23 PAA–MCA Bypass
Abstract
Sometimes the superficial temporal artery is not available as a donor vessel for extracranial–intracranial (ECIC) bypass surgery. Also, in case of refractory moyamoya disease with an ECIC bypass in situ, there is need for an additional artery that can be used as a donor vessel. The posterior auricular artery (PAA) is a potential donor, if its diameter is large enough. The PAA runs behind the ear and in about half of cases it runs until the temporoparietal region where it can be used as an alternative donor artery for ECIC bypass surgery. The artery runs vertically along the posterior part of a standard craniotomy around the Sylvian point. It can easily be identified on a lateral DSA, where it branches off the ECA and runs behind the external auditory meatus.

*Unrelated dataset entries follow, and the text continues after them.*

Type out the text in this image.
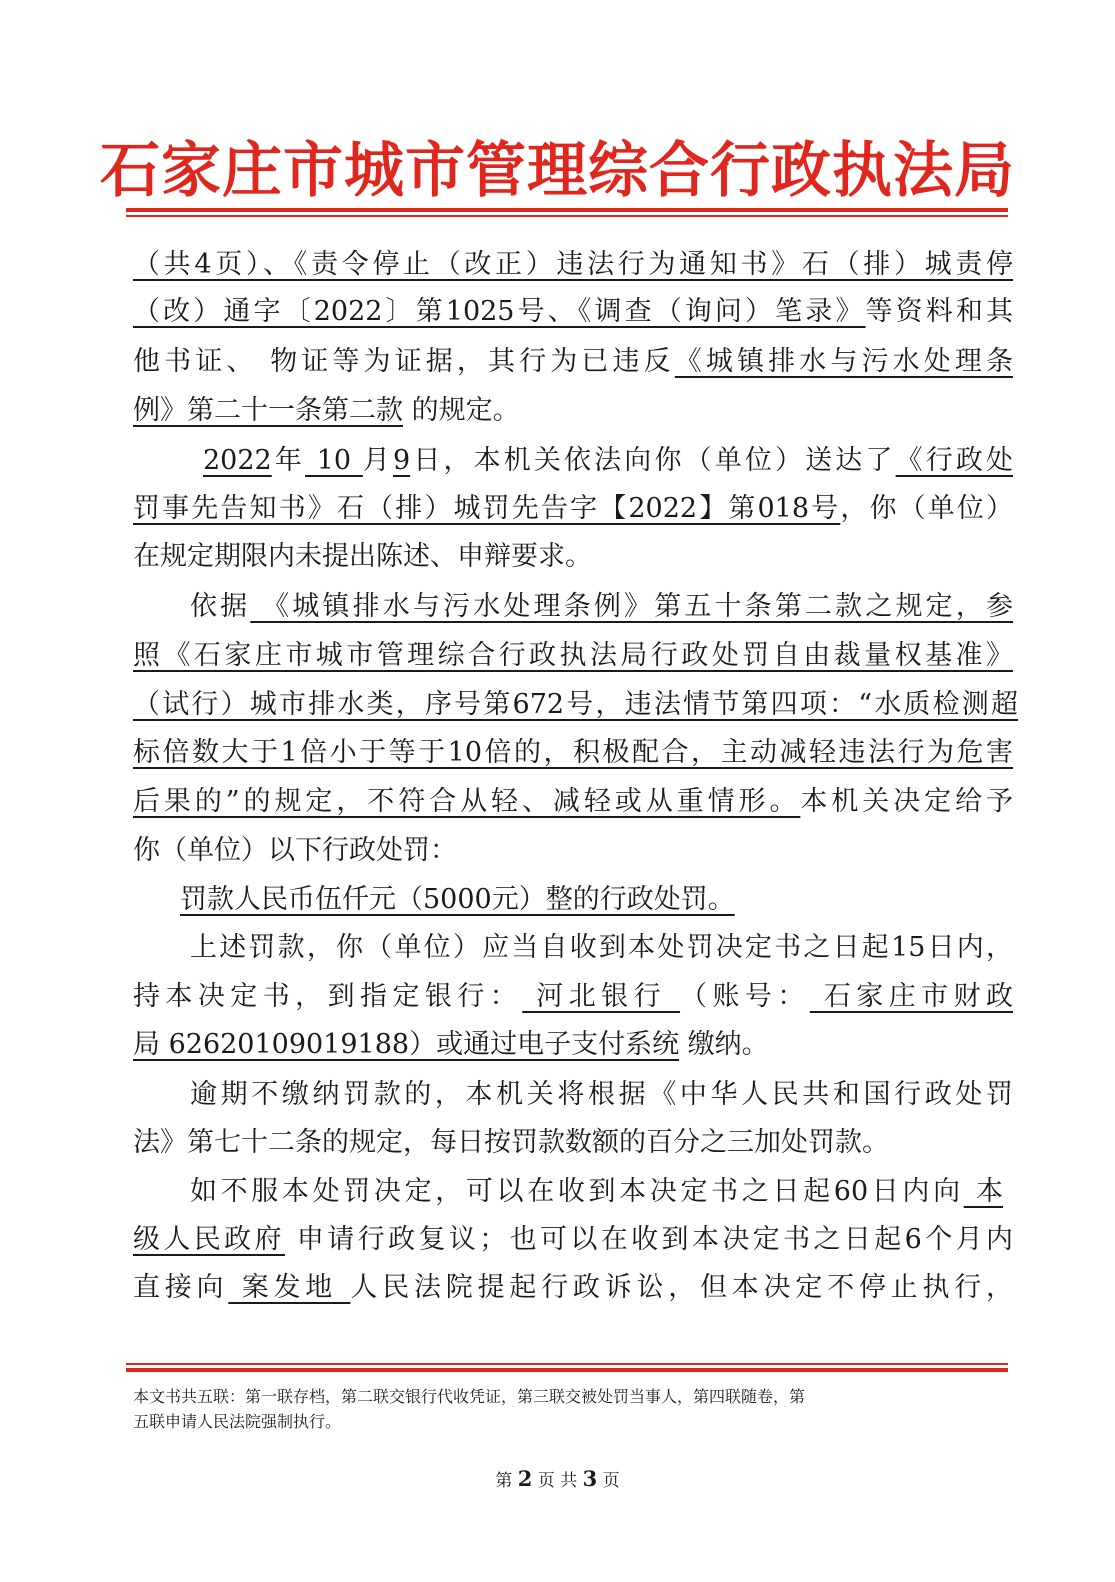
石家庄市城市管理综合行政执法局
（共4页）、《责令停止（改正）违法行为通知书》石（排）城责停
（改）通字〔2022〕第1025号、《调查（询问）笔录》等资料和其
他书证、 物证等为证据，其行为已违反《城镇排水与污水处理条
例》第二十一条第二款 的规定。
2022年 10 月9日，本机关依法向你（单位）送达了《行政处
罚事先告知书》石（排）城罚先告字【2022】第018号，你（单位）
在规定期限内未提出陈述、申辩要求。
依据 《城镇排水与污水处理条例》第五十条第二款之规定，参
照《石家庄市城市管理综合行政执法局行政处罚自由裁量权基准》
（试行）城市排水类，序号第672号，违法情节第四项：“水质检测超
标倍数大于1倍小于等于10倍的，积极配合，主动减轻违法行为危害
后果的”的规定，不符合从轻、减轻或从重情形。本机关决定给予
你（单位）以下行政处罚：
罚款人民币伍仟元（5000元）整的行政处罚。
上述罚款，你（单位）应当自收到本处罚决定书之日起15日内，
持本决定书，到指定银行： 河北银行 （账号： 石家庄市财政
局 62620109019188）或通过电子支付系统 缴纳。
逾期不缴纳罚款的，本机关将根据《中华人民共和国行政处罚
法》第七十二条的规定，每日按罚款数额的百分之三加处罚款。
如不服本处罚决定，可以在收到本决定书之日起60日内向 本
级人民政府 申请行政复议；也可以在收到本决定书之日起6个月内
直接向 案发地 人民法院提起行政诉讼，但本决定不停止执行，
本文书共五联：第一联存档，第二联交银行代收凭证，第三联交被处罚当事人，第四联随卷，第
五联申请人民法院强制执行。
第 2 页 共 3 页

Note that the DSA needs to be displayed sufficiently caudal to identify the origin of the PAA. The awareness among cerebrovascular surgeons about the presence of a PAA and knowledge about its anatomy may be valuable.

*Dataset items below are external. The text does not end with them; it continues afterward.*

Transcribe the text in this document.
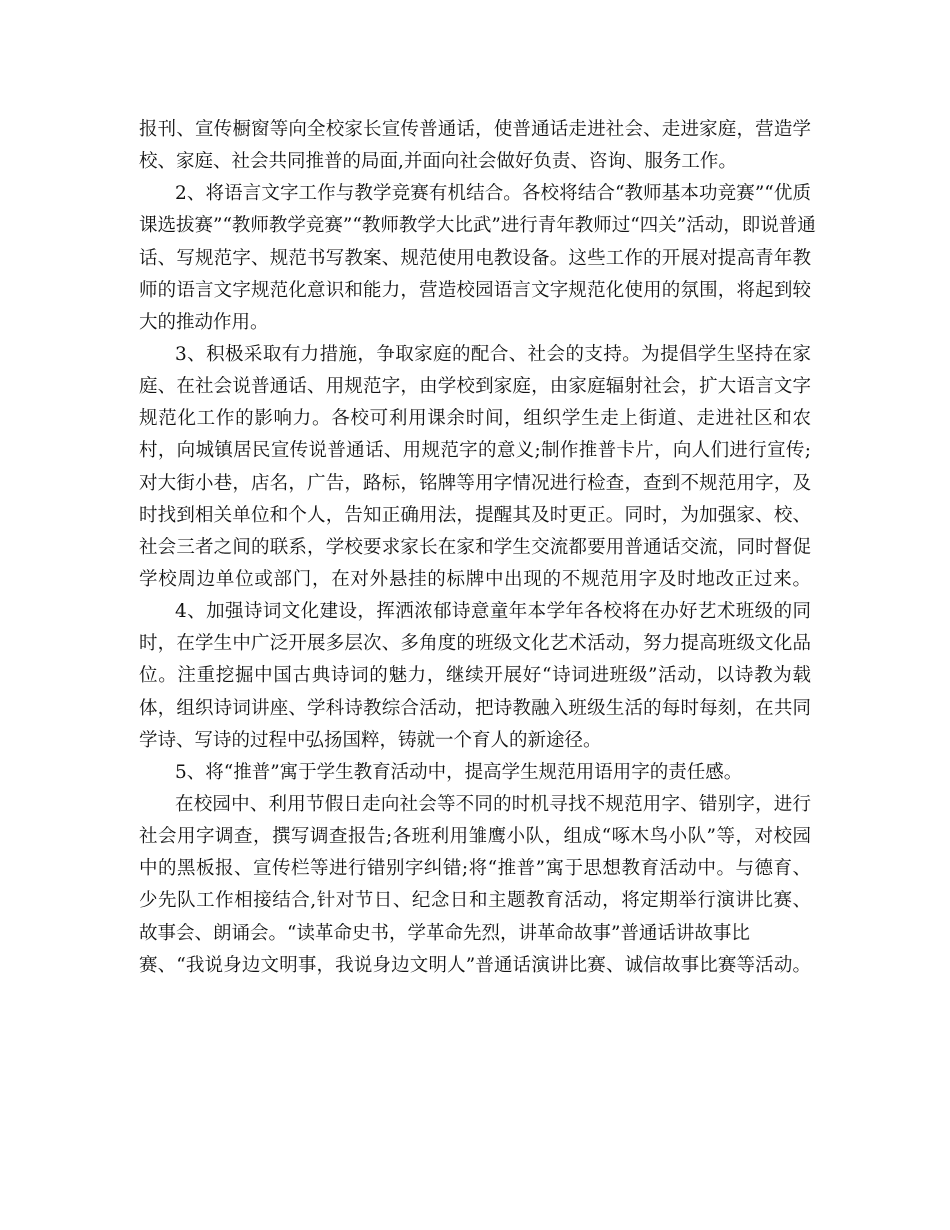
报刊、宣传橱窗等向全校家长宣传普通话，使普通话走进社会、走进家庭，营造学
校、家庭、社会共同推普的局面,并面向社会做好负责、咨询、服务工作。
2、将语言文字工作与教学竞赛有机结合。各校将结合“教师基本功竞赛”“优质
课选拔赛”“教师教学竞赛”“教师教学大比武”进行青年教师过“四关”活动，即说普通
话、写规范字、规范书写教案、规范使用电教设备。这些工作的开展对提高青年教
师的语言文字规范化意识和能力，营造校园语言文字规范化使用的氛围，将起到较
大的推动作用。
3、积极采取有力措施，争取家庭的配合、社会的支持。为提倡学生坚持在家
庭、在社会说普通话、用规范字，由学校到家庭，由家庭辐射社会，扩大语言文字
规范化工作的影响力。各校可利用课余时间，组织学生走上街道、走进社区和农
村，向城镇居民宣传说普通话、用规范字的意义;制作推普卡片，向人们进行宣传;
对大街小巷，店名，广告，路标，铭牌等用字情况进行检查，查到不规范用字，及
时找到相关单位和个人，告知正确用法，提醒其及时更正。同时，为加强家、校、
社会三者之间的联系，学校要求家长在家和学生交流都要用普通话交流，同时督促
学校周边单位或部门，在对外悬挂的标牌中出现的不规范用字及时地改正过来。
4、加强诗词文化建设，挥洒浓郁诗意童年本学年各校将在办好艺术班级的同
时，在学生中广泛开展多层次、多角度的班级文化艺术活动，努力提高班级文化品
位。注重挖掘中国古典诗词的魅力，继续开展好“诗词进班级”活动，以诗教为载
体，组织诗词讲座、学科诗教综合活动，把诗教融入班级生活的每时每刻，在共同
学诗、写诗的过程中弘扬国粹，铸就一个育人的新途径。
5、将“推普”寓于学生教育活动中，提高学生规范用语用字的责任感。
在校园中、利用节假日走向社会等不同的时机寻找不规范用字、错别字，进行
社会用字调查，撰写调查报告;各班利用雏鹰小队，组成“啄木鸟小队”等，对校园
中的黑板报、宣传栏等进行错别字纠错;将“推普”寓于思想教育活动中。与德育、
少先队工作相接结合,针对节日、纪念日和主题教育活动，将定期举行演讲比赛、
故事会、朗诵会。“读革命史书，学革命先烈，讲革命故事”普通话讲故事比
赛、“我说身边文明事，我说身边文明人”普通话演讲比赛、诚信故事比赛等活动。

23.1 History and Initial Description
The posterior auricular artery (PAA) has been used for decades in reconstructive, and ear, nose, and throat surgery, because of its arterial supply to myocutaneous and myofascial flaps. 1 , 2 It lasted until some years ago, before this artery was used by neurosurgeons for extracranial–intracranial (ECIC) bypass surgery. 3 – 5
The PAA supplies a small area behind the ear and the auricle itself. It is usually present as three to five small branches which anastomose with the superficial temporal artery (STA), but sometimes it is suitable as a donor artery for ECIC bypass surgery. In the majority, the PAA branches off the ECA just superior to the occipital artery, but in 10 to 15% cases it arises from the occipital artery after an occipitoauricular trunk (see Fig. 23‑1). It continues between the mastoid tip and auricle, and in 33 to 50% cases, it is large enough to extend to the temporoparietal region. 6 In these cases, it runs almost vertically toward the vertex until a mean distance of 7.5 cm from the mastoid tip. Its course at approximately 1.2 cm posterior to the external auditory meatus is ideal for a bypass, because it is located at the posterior margin of a standard craniotomy around the Sylvian point. In 1.2 to 5.7% of cases, the PAA diameter is large enough to function as a donor artery. 3 , 6
23.2 Indications
Sometimes the STA is not available as donor vessel for bypass surgery due to hypoplasia of the artery, sacrifice of the artery at previous craniotomy, damage of the artery during dissection, or if it has already been used for a bypass. In such cases, the PAA can be used as an alternative donor artery, if its diameter is large enough. Moreover, in case of refractory moyamoya disease with a standard ECIC bypass in situ, or in case of the need for a double-barrel bypass, the PAA can be used as an additional revascularization technique. 4 Cerebrovascular surgeons must be aware about a PAA when assessing the preoperative angiography of the ECA. When performing a craniotomy for moyamoya disease, knowledge about PAA anatomy may be valuable for planning proper incision and not damaging the PAA.
22.3 Key Principles
The PAA is easily identified on a lateral digital subtraction angiography (DSA), where it branches off the external carotid artery (ECA) and runs behind the EAC (see Fig. 23‑2). In about half the cases, it extends until the temporoparietal region. The diameter must be large enough (> 1 mm) to be used as a donor artery. Its almost vertical course along the temporoparietal region locates the artery at the posterior margin of the standard craniotomy around the Sylvian point. Because only the posterior part of the temporal muscle must be dissected to mobilize to PAA for an ECIC bypass, it causes less injury to the muscle.